We left home, entered the moving current. A voice of flesh consumed us, and we were danced in her swells. Who is to be born now, we wondered, with all of this touched at once, her proud body immersing us in the music of first lessons and the rush of her in our ears like, This, this, this! She hushed the time for signs to show us. Unless this, no genesis, no catastrophe, no words.

***

Inspired by Hélène Cixous’s 1975 fiction “Souffles” (“Breaths”), which is the first of a series of texts in which she explores loss and rebirth in relation to the mother.

Voice to the Victor

An expanse beyond self.

What, then, have you won? Give me No One’s name. Having long since rejected the assumptions of the acolytes of progress, I am gone from the metaphor that makes the conquest of my seeming forms its mark. 

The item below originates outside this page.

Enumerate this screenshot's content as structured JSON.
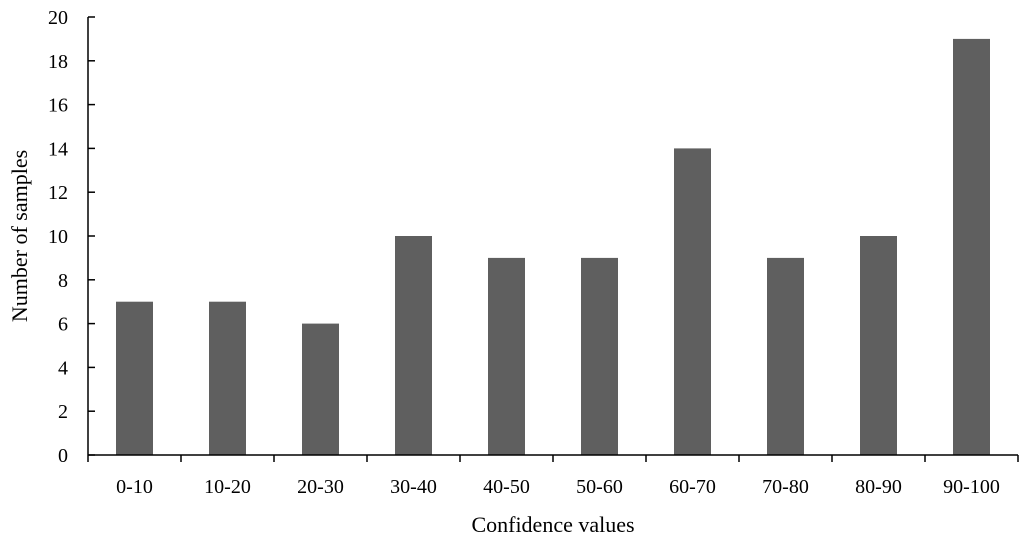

––And with that, from your ordered pairs: Nature/ Mind; Nature/ History; Nature/Art. You claim victory in classification and find structure only in subjection, erasure, my silence. You assume I am quiet now, but the frequency of this song is beyond your hearing.

What was the point of your logic, except to keep me? I am not the end, but the reach. This body is no monarchy, and neither are these wants, invisible to the lens trained on contours. This tongue of a thousand tongues speaks sound without border or death.

I do not guard myself from breaking into endless unknowns, refusing life nothing that it passes through this unnamed constellation of shifting membranes, and not one contains a subject you can recognize. Come away from the shadow of your scepter and see.

In Luminous Exile

For Delmore Schwartz.

If time was the fire, you entered barefoot and unmasked to spin within its heat, collecting what you could until it was time to march again. You stepped from it and promised to return, bending low to gather the fathers you carried on your back.

You dreamed of warm houses in winter. Your dream had humor, then its genius thickened. You bloomed into ruin, the heavy bear. And yet.

Somehow, sparks from the fire you absorbed continued to flicker after your lonely death, and other strangers––heaving, heavy bears, baring ourselves––marching long nights with the weight of dead fathers on our backs, would see it, and keep on.

***

Inspired by the life, work (and untimely death) of Delmore Schwartz (1913-1966).